In international affairs, Doug Bandow challenges the assumption that the United Nations should be strengthened and given more power; Malanie Tammen calls for ending the World Bank and the International Monetary Fund; Ian Vasquez proposes ending Washington’s drug war; and Christopher Layne argues that what the world needs is real free trade, not state-managed trade.
And a group of authors, including Aaron Wildavsky, Jerry Taylor, Patrick Michaels and Fred Smith destroy many of the arguments made by the environmentalists that the world is threatened by global warming, that a depletion of natural resources is eminent, that health and safety regulations make life more secure, and that government intervention is needed to conserve and protect nature from man.
If any criticism is to be made of these essays, it is the fact that the assumption of an intrusive state is now taken so much for granted in our society, that even those who understand the dangers from the welfare, interventionist state and who desire to make as strong a case as possible in defense of the free market and the free society, step back from challenging all statist controls and regulations.
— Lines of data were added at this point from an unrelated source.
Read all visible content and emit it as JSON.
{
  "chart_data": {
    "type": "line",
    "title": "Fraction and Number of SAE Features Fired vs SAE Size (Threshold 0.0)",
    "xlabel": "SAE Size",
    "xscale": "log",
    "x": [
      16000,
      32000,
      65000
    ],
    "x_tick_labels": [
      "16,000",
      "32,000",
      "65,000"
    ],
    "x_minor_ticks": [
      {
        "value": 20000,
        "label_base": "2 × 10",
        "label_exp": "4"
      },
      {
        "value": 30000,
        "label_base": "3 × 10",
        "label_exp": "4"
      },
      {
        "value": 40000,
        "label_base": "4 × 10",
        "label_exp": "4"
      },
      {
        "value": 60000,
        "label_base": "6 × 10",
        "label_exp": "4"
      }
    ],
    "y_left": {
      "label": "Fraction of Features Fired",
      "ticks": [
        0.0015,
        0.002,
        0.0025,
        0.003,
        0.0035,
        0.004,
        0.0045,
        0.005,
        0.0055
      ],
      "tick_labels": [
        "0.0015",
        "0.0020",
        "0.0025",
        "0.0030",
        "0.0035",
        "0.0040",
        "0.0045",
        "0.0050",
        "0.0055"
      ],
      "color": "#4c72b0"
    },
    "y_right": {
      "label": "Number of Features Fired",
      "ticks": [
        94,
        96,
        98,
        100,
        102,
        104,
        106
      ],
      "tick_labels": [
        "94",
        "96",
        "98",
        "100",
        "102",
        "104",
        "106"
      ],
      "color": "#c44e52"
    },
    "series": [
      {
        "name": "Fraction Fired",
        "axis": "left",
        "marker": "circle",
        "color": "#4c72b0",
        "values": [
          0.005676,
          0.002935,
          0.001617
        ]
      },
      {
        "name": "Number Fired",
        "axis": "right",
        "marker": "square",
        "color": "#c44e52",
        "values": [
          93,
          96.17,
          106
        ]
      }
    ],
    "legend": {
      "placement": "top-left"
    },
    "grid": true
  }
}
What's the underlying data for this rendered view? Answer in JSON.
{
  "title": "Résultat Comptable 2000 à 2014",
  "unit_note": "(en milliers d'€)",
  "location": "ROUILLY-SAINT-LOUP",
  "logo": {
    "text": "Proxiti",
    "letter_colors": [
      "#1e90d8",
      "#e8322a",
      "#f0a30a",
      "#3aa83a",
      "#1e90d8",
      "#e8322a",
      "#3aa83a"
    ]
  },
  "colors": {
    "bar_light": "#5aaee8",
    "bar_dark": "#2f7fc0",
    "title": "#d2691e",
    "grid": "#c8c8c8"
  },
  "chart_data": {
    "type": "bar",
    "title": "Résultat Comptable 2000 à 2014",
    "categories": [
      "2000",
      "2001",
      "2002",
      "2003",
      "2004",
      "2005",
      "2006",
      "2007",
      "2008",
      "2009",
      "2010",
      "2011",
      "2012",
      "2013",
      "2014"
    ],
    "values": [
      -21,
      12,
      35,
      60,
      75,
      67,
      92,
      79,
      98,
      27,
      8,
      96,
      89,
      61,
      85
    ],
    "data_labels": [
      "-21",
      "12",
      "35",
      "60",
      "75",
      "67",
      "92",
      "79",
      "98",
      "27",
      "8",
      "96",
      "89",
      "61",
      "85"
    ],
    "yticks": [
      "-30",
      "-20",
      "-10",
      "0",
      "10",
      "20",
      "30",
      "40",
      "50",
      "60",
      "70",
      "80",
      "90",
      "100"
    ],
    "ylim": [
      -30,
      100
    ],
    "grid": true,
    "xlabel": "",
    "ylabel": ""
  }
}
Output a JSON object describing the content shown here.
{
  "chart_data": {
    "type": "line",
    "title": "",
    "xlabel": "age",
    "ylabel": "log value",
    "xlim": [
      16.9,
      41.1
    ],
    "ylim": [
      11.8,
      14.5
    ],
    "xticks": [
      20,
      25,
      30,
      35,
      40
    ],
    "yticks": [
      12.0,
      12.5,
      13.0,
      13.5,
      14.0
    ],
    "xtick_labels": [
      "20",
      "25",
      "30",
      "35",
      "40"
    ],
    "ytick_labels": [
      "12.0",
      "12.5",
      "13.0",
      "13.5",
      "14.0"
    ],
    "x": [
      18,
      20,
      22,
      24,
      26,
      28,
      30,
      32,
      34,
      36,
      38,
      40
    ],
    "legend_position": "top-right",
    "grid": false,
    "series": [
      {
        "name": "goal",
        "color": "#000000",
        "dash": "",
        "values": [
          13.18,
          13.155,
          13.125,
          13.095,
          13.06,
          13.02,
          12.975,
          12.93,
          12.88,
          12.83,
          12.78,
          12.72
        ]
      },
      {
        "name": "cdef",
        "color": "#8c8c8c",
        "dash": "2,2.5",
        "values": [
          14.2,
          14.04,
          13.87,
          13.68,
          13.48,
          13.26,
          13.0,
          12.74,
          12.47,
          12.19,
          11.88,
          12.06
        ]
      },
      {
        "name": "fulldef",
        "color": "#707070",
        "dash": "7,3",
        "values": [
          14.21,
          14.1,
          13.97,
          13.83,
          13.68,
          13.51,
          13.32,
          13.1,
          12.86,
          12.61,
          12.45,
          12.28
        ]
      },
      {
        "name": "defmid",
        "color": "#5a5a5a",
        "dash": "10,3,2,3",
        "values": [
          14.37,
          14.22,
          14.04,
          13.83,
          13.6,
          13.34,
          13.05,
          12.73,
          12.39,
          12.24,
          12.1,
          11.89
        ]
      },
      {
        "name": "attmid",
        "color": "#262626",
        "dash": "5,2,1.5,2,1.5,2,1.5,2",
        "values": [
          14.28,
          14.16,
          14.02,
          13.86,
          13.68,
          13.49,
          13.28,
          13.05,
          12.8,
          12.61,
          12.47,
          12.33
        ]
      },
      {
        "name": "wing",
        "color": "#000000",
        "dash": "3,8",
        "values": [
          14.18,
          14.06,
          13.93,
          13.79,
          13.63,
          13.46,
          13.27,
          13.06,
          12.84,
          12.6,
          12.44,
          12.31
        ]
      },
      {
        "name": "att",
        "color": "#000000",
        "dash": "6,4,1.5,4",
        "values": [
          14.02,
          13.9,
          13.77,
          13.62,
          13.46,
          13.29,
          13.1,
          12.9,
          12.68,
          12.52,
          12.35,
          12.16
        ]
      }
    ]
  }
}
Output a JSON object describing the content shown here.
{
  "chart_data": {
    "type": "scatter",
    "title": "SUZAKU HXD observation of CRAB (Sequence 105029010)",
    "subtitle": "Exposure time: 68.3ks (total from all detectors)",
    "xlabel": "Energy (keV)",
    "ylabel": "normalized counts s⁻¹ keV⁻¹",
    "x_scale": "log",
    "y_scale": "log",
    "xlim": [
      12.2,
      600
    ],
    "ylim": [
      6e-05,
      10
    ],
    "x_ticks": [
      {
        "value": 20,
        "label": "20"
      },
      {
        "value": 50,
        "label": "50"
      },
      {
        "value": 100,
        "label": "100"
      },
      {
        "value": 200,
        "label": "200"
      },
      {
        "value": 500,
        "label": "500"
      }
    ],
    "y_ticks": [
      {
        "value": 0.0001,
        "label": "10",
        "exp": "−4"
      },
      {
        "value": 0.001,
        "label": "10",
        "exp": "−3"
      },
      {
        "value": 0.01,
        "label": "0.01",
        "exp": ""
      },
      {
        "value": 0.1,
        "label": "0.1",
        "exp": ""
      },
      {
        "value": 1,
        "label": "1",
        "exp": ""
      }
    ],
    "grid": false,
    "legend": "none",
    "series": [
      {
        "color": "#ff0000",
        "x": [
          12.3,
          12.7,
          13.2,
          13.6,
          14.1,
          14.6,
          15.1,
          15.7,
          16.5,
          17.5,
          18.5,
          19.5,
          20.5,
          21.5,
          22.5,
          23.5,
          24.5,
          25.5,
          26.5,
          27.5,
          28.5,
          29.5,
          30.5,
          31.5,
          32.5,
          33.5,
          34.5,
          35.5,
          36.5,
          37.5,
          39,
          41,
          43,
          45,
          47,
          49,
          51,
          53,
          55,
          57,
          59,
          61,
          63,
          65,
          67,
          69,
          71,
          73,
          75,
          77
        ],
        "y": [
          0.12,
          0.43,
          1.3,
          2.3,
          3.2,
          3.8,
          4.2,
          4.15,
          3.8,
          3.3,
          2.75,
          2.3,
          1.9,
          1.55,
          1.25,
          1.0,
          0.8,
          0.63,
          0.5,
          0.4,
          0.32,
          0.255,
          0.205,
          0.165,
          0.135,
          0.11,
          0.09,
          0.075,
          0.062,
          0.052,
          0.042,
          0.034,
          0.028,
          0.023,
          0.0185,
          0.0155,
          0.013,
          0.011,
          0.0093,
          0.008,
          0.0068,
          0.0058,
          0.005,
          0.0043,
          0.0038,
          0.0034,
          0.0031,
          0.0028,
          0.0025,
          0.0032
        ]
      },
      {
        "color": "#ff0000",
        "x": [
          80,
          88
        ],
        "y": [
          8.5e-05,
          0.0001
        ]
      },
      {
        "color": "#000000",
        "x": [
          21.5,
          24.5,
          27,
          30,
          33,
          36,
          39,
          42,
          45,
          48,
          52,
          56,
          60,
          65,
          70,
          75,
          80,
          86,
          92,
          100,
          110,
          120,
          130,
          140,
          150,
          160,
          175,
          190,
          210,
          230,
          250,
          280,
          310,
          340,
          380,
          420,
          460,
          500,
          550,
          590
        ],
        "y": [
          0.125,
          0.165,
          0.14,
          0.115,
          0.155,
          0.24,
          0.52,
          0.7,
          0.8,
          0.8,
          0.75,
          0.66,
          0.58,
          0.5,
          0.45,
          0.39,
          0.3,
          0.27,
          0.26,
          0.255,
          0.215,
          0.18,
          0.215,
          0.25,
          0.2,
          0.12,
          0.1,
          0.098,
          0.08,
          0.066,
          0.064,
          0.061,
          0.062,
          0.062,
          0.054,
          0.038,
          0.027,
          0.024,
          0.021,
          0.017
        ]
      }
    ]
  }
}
Thus, the case for completely abolishing social security, for example, is not made; and certain types of governmental intervention are conceded to be workable and possibly desirable.
But having said this, Market Liberalism offers a wide-ranging collection of arguments why the welfare, interventionist state is generally as dangerous and unworkable as socialism has been shown to be — and why a truly free market is the only economic order consistent with the attainment of both social peace and economic prosperity both within America and around the world.